Contudo, seus integrantes continuaram filmando ao longo dos anos 1970 e 1980, fazendo filmes que, embora ainda tivessem aquela visão e aquele projeto no retrovisor, podiam se revelar bem diferentes daqueles que os tornaram famosos na década anterior.
Basta pensar nos filmes que Ruy Guerra, Joaquim Pedro de Andrade e Walter Lima Jr. realizaram neste período.
O cinema novo é hoje incontornável. Ele enseja compromissos com o mundo, o Brasil e o cinema pelos quais cineastas posteriores não conseguem passar imunes.
Um outro aspecto da mostra, até certo ponto menos comum, embora não seja algo inédito, é propor cinema novo e cinema marginal “juntos”.
Os dois movimentos permaneceram por muito tempo quase que em lados opostos do “ringue” do cinema de autor. Poderia comentar tal opção?
Esse foi um pedido dos próprios alunos e alunas do curso.
E, confesso, gostei bastante de colocá-los lado a lado. A própria disputa entre esses “movimentos” me parece interessante de ser discutida com os alunos e alunas, embora seja igualmente importante sublinhar suas diferenças.
Gostaria que, se possível, comentasse “Sem Essa, Aranha”, que abre a mostra e talvez marque uma inflexão na carreira de Sganzerla. E também o pacote de curtas da última sessão.
“Sem Essa, Aranha” é um dos três filmes dirigidos por Rogério Sganzerla na Belair, produtora carioca fundada pelo diretor em associação com Júlio Bressane. A Belair teve vida curta, mas foi aos poucos ganhando uma aura quase mitológica. Os filmes eram ágeis, baratos, colaborativos e exalavam por todos os planos uma contagiante liberdade de criação.

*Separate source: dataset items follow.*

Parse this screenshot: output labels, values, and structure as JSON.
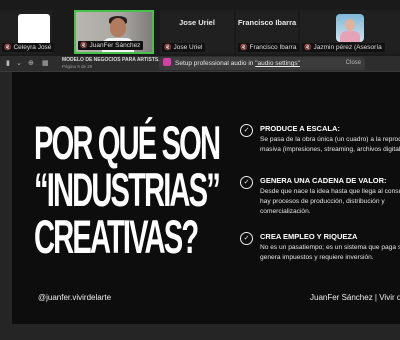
{
  "gallery": {
    "participants": [
      {
        "name": "",
        "tag": "Celeyra José",
        "muted": true
      },
      {
        "name": "",
        "tag": "JuanFer Sánchez",
        "muted": true,
        "speaking": true
      },
      {
        "name": "Jose Uriel",
        "tag": "Jose Uriel",
        "muted": true
      },
      {
        "name": "Francisco Ibarra",
        "tag": "Francisco Ibarra",
        "muted": true
      },
      {
        "name": "",
        "tag": "Jazmin pérez (Asesoría",
        "muted": true
      }
    ]
  },
  "viewer": {
    "doc_title": "MODELO DE NEGOCIOS PARA ARTISTS.pdf",
    "doc_subtitle": "Página 9 de 29",
    "notice_text": "Setup professional audio in ",
    "notice_link": "\"audio settings\"",
    "notice_close": "Close"
  },
  "slide": {
    "title_lines": [
      "POR QUÉ SON",
      "“INDUSTRIAS”",
      "CREATIVAS?"
    ],
    "items": [
      {
        "heading": "PRODUCE A ESCALA:",
        "lines": [
          "Se pasa de la obra única (un cuadro) a la reproducción",
          "masiva (impresiones, streaming, archivos digitales)."
        ]
      },
      {
        "heading": "GENERA UNA CADENA DE VALOR:",
        "lines": [
          "Desde que nace la idea hasta que llega al consumidor,",
          "hay procesos de producción, distribución y",
          "comercialización."
        ]
      },
      {
        "heading": "CREA EMPLEO Y RIQUEZA",
        "lines": [
          "No es un pasatiempo; es un sistema que paga salarios,",
          "genera impuestos y requiere inversión."
        ]
      }
    ],
    "handle": "@juanfer.vivirdelarte",
    "author": "JuanFer Sánchez | Vivir del Arte"
  },
  "icons": {
    "mic_muted": "mic-off-icon",
    "check": "check-circle-icon",
    "audio": "audio-icon"
  }
}
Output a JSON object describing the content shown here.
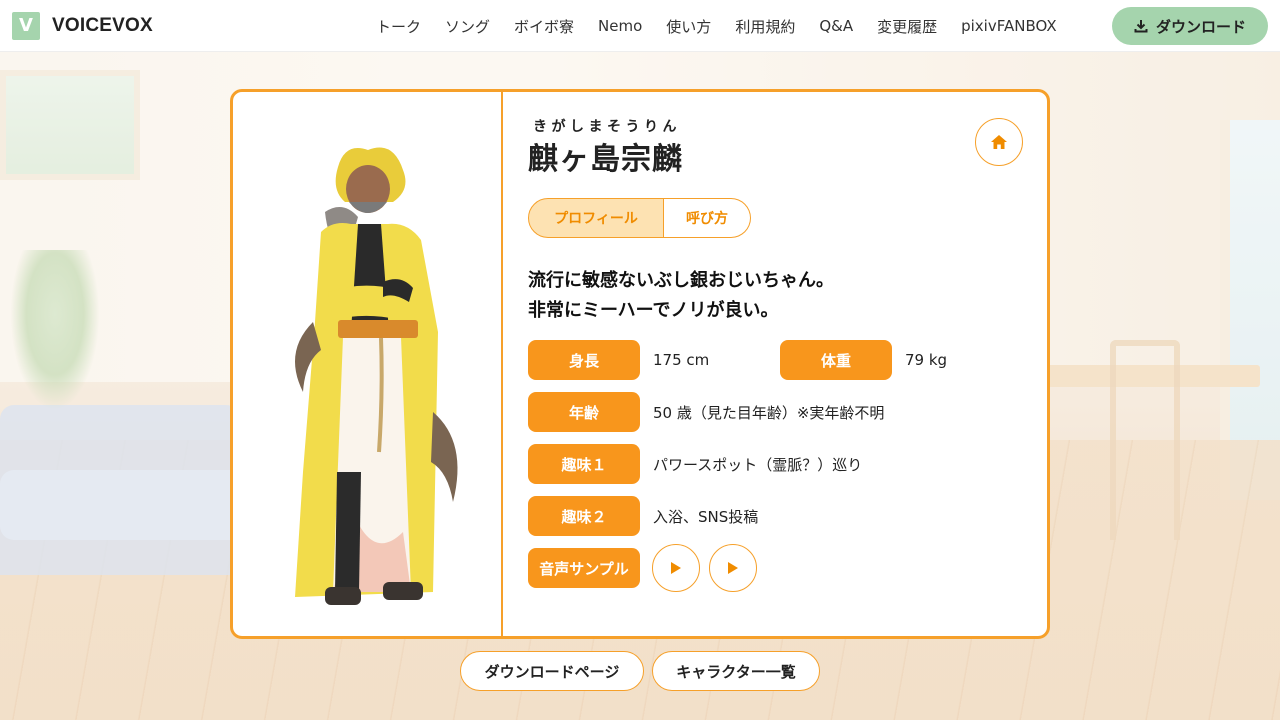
{
  "header": {
    "logo_letter": "V",
    "brand": "VOICEVOX",
    "nav": [
      "トーク",
      "ソング",
      "ボイボ寮",
      "Nemo",
      "使い方",
      "利用規約",
      "Q&A",
      "変更履歴",
      "pixivFANBOX"
    ],
    "download_label": "ダウンロード"
  },
  "character": {
    "ruby": "きがしまそうりん",
    "name": "麒ヶ島宗麟",
    "tabs": [
      {
        "label": "プロフィール",
        "active": true
      },
      {
        "label": "呼び方",
        "active": false
      }
    ],
    "catchphrase": [
      "流行に敏感ないぶし銀おじいちゃん。",
      "非常にミーハーでノリが良い。"
    ],
    "profile": {
      "height_label": "身長",
      "height_value": "175 cm",
      "weight_label": "体重",
      "weight_value": "79 kg",
      "age_label": "年齢",
      "age_value": "50 歳（見た目年齢）※実年齢不明",
      "hobby1_label": "趣味１",
      "hobby1_value": "パワースポット（霊脈？）巡り",
      "hobby2_label": "趣味２",
      "hobby2_value": "入浴、SNS投稿",
      "voice_label": "音声サンプル"
    }
  },
  "footer_buttons": {
    "download_page": "ダウンロードページ",
    "character_list": "キャラクター一覧"
  },
  "colors": {
    "accent": "#f8961c",
    "accent_border": "#f6a02a",
    "tab_active_bg": "#fde2b2",
    "brand_green": "#a5d4ad"
  },
  "icons": [
    "download-icon",
    "home-icon",
    "play-icon"
  ]
}
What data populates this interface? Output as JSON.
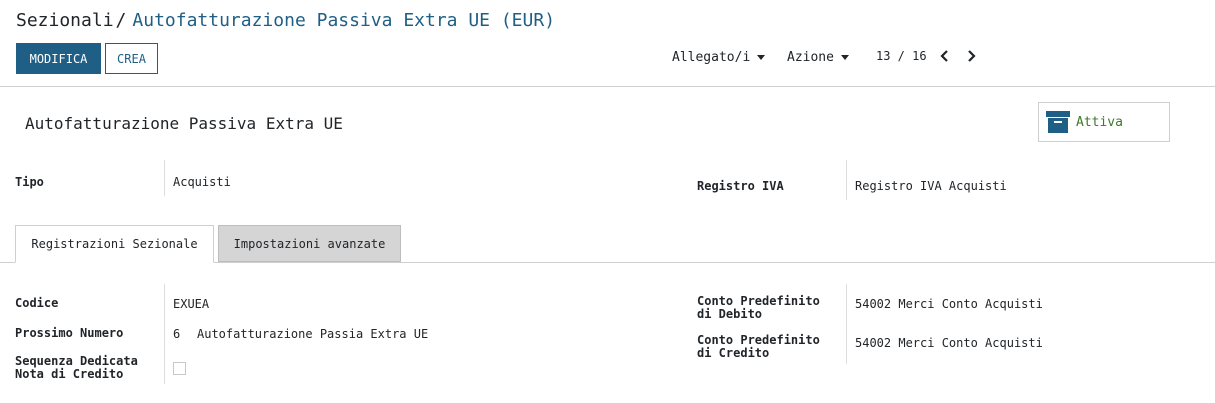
{
  "breadcrumb": {
    "parent": "Sezionali",
    "separator": "/",
    "current": "Autofatturazione Passiva Extra UE (EUR)"
  },
  "toolbar": {
    "edit_label": "MODIFICA",
    "create_label": "CREA",
    "attachments_label": "Allegato/i",
    "action_label": "Azione"
  },
  "pager": {
    "value": "13 / 16",
    "prev_icon": "chevron-left-icon",
    "next_icon": "chevron-right-icon"
  },
  "record": {
    "name": "Autofatturazione Passiva Extra UE",
    "active_button": {
      "label": "Attiva",
      "icon": "archive-icon"
    }
  },
  "fields_top": {
    "tipo_label": "Tipo",
    "tipo_value": "Acquisti",
    "registro_label": "Registro IVA",
    "registro_value": "Registro IVA Acquisti"
  },
  "tabs": [
    {
      "label": "Registrazioni Sezionale",
      "active": true
    },
    {
      "label": "Impostazioni avanzate",
      "active": false
    }
  ],
  "tab_fields": {
    "codice_label": "Codice",
    "codice_value": "EXUEA",
    "prossimo_label": "Prossimo Numero",
    "prossimo_number": "6",
    "prossimo_sequence": "Autofatturazione Passia Extra UE",
    "sequenza_label_1": "Sequenza Dedicata",
    "sequenza_label_2": "Nota di Credito",
    "sequenza_checked": false,
    "debito_label_1": "Conto Predefinito",
    "debito_label_2": "di Debito",
    "debito_value": "54002 Merci Conto Acquisti",
    "credito_label_1": "Conto Predefinito",
    "credito_label_2": "di Credito",
    "credito_value": "54002 Merci Conto Acquisti"
  },
  "colors": {
    "primary": "#1f5f86",
    "active_green": "#3c7a2a"
  }
}
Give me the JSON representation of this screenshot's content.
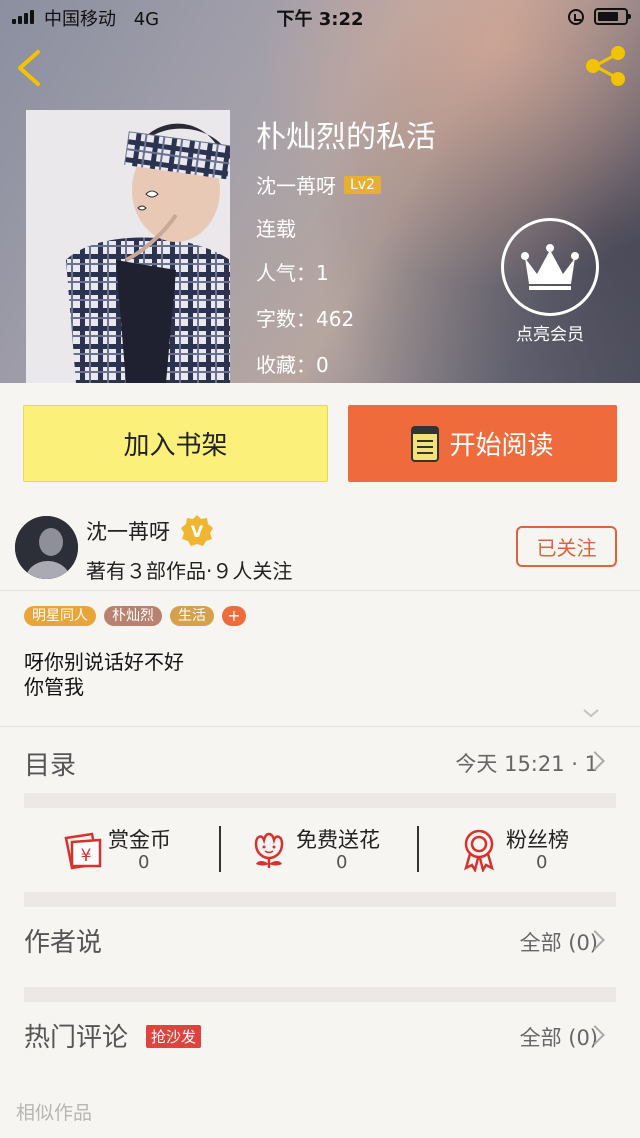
{
  "status_bar": {
    "carrier": "中国移动",
    "network": "4G",
    "time": "下午 3:22"
  },
  "book": {
    "title": "朴灿烈的私活",
    "author": "沈一苒呀",
    "level": "Lv2",
    "status": "连载",
    "popularity": "人气：1",
    "word_count": "字数：462",
    "favorites": "收藏：0"
  },
  "vip": {
    "label": "点亮会员"
  },
  "actions": {
    "add_shelf": "加入书架",
    "start_reading": "开始阅读"
  },
  "author_card": {
    "name": "沈一苒呀",
    "stats": "著有３部作品·９人关注",
    "follow": "已关注",
    "verified_badge": "V"
  },
  "tags": [
    {
      "label": "明星同人",
      "color": "#e9a43a"
    },
    {
      "label": "朴灿烈",
      "color": "#b98170"
    },
    {
      "label": "生活",
      "color": "#d4a24a"
    }
  ],
  "tag_add": "+",
  "intro": {
    "line1": "呀你别说话好不好",
    "line2": "你管我"
  },
  "catalog": {
    "title": "目录",
    "update": "今天 15:21 · 1"
  },
  "support": [
    {
      "label": "赏金币",
      "value": "0",
      "icon": "red-envelope-icon"
    },
    {
      "label": "免费送花",
      "value": "0",
      "icon": "flower-icon"
    },
    {
      "label": "粉丝榜",
      "value": "0",
      "icon": "medal-icon"
    }
  ],
  "author_says": {
    "title": "作者说",
    "all": "全部 (0)"
  },
  "hot_comments": {
    "title": "热门评论",
    "badge": "抢沙发",
    "all": "全部 (0)"
  },
  "similar": {
    "title": "相似作品"
  },
  "colors": {
    "accent_orange": "#ef6b3c",
    "shelf_yellow": "#fbf17a",
    "icon_red": "#d8322e",
    "level_gold": "#e7b033"
  }
}
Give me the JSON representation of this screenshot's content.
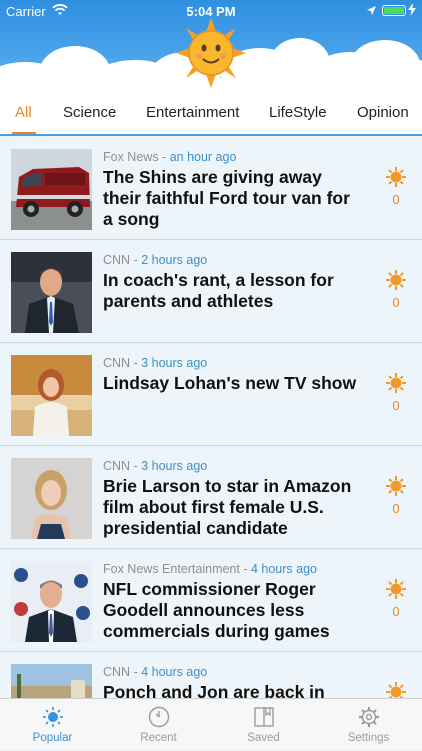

“Sem Essa, Aranha” não tinha roteiro e, em todas as suas etapas, foi marcado por um processo aberto ao improviso. O filme conta a história de Aranha, uma espécie de gangster, “o último capitalista do Brasil”. Interpretado por Jorge Loredo, o personagem se destrói aos poucos, em uma reflexão sobre o País daquele momento e o próprio papel do cinema.
É um filme em crise, violento, fragmentado, pontuado por berros, as mais variadas referências e longos planos-sequência.
Ao contrário dos sucessos anteriores de “O Bandido da Luz Vermelha” (1968) e “A Mulher de Todos” (1969) [os dois primeiros longas de Sganzerla], “Sem Essa, Aranha” é retido pela censura e não obtém o selo de qualidade emitido pelo Instituto Nacional de Cinema (INC), o que inviabiliza seu lançamento comercial.
Com a sessão de curtas, a ideia é apontar outros caminhos não percorridos pelos longas programados.
Um desses caminhos é o do documentário, um gênero absolutamente importante para o cinema novo e aqui representado pelos curtas de Glauber Rocha e Joaquim Pedro de Andrade.
Helena Solberg, uma das poucas diretoras associadas ao cinema novo, e o hoje um tanto esquecido Aloysio Raulino também estão devidamente perfilados.
“Manhã Cinzenta” foi um dos primeiros filmes proibidos pela ditadura militar. Grande ator e cineasta, Zózimo Bulbul é um dos nomes mais importantes para se pensar o cinema negro no Brasil.
Carlos Reichenbach faz uma espécie de ponte entre o marginal e a produção da boca do lixo em São Paulo. E o curta de temática homossexual de Djalma Limongi Batista nos convida a imaginar caminhos que aquele cinema poderia ter percorrido.